The response restored hope in her during a difficult time. Two months later, she found herself in a place where she could pay it forward.
“It wasn’t a lot, but I offered the group $50 because I felt so overwhelmed and so grateful to have been given all the resources and all the fresh fruit and vegetables from complete strangers.” Thorne said she’s grateful for the experience, though prior to COVID-19 she never thought she would be in a situation where she needed to ask for help.
Through this pandemic, the pre-existing wealth disparity among Canadians has been amplified. In a recent report, economists at CIBC found one in five lower-income jobs in Canada had disappeared over the past year, while there have been almost 350,000 new higher-income jobs added.
Sam Lapointe, a Toronto-based member of the group, knows the fears that come from experiencing homelessness. When she was in college, she was homeless for a number of years. Her experience was one of the factors that made her want to help those struggling during COVID-19 — often in the form of baked goods care packages — despite struggling herself.
Lapointe is the co-owner of a baking business, The Grand Order of Divine Sweets, that launched three months prior to the pandemic. She said navigating COVID-19 while trying to keep her business afloat has been one of the most stressful times in her life. Still, Lapointe considers herself lucky. She says she’s noticed how the pandemic has disproportionately affected those who were already struggling.
“Even before COVID-19, there was homelessness (and) there was huge food insecurity. I hope that we don’t go back to normal, because normal wasn’t good,” she said. “COVID-19 didn’t make these problems. It just shined a light on them.”
There is a heartwarming and devastating duality in the fact that CareMongering-TO is still a vital group to so many. The group continues to play a crucial role in some people’s survival during this pandemic.
Hans said her goal for the group is simple: to “become obsolete as quickly as possible.”
“The world has enough resources for everybody.
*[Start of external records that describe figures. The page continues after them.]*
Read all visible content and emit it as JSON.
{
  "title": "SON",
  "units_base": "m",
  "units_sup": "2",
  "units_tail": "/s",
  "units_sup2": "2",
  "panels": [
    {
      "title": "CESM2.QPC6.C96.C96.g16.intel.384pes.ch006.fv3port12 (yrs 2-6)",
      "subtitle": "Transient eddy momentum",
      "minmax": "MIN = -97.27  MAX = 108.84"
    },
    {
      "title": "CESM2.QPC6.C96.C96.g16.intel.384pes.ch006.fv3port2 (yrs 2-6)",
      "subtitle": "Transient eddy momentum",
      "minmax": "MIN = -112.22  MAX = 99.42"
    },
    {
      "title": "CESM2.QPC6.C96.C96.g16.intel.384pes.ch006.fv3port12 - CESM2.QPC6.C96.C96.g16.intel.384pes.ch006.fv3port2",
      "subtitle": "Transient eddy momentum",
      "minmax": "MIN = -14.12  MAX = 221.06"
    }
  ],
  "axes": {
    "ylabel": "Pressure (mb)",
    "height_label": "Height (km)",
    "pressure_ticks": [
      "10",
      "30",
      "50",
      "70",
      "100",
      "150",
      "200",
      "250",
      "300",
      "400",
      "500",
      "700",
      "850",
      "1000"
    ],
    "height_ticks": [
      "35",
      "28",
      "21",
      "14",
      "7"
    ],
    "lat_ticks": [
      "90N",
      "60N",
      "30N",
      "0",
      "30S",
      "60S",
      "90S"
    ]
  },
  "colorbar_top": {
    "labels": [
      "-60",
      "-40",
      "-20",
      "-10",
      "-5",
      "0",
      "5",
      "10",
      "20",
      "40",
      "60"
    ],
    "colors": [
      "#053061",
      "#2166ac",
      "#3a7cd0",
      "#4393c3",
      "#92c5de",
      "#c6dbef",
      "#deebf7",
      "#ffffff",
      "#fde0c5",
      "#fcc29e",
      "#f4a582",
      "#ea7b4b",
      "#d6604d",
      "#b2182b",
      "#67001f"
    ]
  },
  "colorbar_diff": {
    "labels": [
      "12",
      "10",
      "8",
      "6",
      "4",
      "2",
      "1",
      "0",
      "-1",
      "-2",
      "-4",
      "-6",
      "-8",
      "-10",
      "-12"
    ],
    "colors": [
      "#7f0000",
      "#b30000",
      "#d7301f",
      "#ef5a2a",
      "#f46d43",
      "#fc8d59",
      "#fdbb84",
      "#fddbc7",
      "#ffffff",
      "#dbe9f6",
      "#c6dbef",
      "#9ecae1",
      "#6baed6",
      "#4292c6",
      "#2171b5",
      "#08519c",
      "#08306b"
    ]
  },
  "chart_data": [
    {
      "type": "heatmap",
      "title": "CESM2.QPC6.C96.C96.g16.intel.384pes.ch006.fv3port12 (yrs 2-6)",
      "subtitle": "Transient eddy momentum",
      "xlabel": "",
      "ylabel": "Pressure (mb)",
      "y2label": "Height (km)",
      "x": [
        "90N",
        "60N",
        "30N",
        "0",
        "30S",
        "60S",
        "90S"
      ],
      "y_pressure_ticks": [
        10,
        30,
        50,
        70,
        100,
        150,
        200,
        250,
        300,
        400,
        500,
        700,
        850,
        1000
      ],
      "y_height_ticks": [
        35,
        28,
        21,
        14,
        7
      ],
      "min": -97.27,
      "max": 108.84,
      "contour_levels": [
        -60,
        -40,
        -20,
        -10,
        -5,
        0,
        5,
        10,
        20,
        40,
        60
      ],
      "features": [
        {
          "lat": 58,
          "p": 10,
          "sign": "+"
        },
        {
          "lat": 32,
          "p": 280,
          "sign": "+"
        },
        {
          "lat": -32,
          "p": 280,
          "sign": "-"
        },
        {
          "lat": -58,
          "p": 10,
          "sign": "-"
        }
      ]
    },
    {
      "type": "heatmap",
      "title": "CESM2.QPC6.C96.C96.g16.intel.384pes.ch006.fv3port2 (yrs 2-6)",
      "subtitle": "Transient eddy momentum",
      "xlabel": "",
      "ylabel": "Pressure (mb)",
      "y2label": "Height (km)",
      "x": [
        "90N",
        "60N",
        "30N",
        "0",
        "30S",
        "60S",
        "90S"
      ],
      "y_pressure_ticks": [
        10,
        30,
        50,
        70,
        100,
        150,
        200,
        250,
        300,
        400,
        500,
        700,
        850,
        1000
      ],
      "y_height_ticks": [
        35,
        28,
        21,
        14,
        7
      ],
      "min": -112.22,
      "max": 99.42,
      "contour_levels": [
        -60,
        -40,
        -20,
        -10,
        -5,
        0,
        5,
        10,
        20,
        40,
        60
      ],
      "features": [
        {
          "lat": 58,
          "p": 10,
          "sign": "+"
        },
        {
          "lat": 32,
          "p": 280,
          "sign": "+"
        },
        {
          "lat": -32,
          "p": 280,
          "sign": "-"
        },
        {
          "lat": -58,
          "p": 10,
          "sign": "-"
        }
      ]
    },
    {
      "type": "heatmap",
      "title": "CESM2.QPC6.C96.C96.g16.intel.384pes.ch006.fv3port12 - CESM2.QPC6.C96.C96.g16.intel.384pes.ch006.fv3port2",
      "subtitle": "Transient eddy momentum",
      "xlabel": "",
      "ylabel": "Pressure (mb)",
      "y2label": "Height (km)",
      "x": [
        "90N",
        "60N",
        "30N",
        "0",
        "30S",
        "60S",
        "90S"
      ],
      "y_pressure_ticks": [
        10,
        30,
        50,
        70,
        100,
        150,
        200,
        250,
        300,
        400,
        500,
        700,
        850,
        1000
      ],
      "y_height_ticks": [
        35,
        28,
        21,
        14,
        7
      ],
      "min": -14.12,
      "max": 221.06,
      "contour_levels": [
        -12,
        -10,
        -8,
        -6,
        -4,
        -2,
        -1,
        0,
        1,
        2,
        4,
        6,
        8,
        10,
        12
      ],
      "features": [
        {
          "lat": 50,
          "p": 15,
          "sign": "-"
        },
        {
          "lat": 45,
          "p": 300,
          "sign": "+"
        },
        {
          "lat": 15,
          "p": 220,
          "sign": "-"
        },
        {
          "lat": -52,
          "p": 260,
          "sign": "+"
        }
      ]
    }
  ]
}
The fact that they’re not being shared equitably is a huge problem,” she said. “There shouldn’t be this need for mutual aid.”
But the need for mutual aid groups like CareMongering-TO will never subside because our society functions by keeping a socio-economic hierarchy in place, said Kurasawa.
“CareMongering and all other mutual aid groups try to fill in a gap that is lacking because of the failures of partly government, social assistance programs, chronic poverty, poverty-level wages, chronic unemployment and homelessness,” he said.
Karasawa added that mutual aid groups provide an alternative to government aid, so that those in need don’t have to rely on or wait for government programs to help them in dire circumstances.
The community built from CareMongering-TO has shown Hans how many people are ready to help. She’s glad that through its challenges, the pandemic has made some people more politically aware and engaged, sparking a new wave of political activism.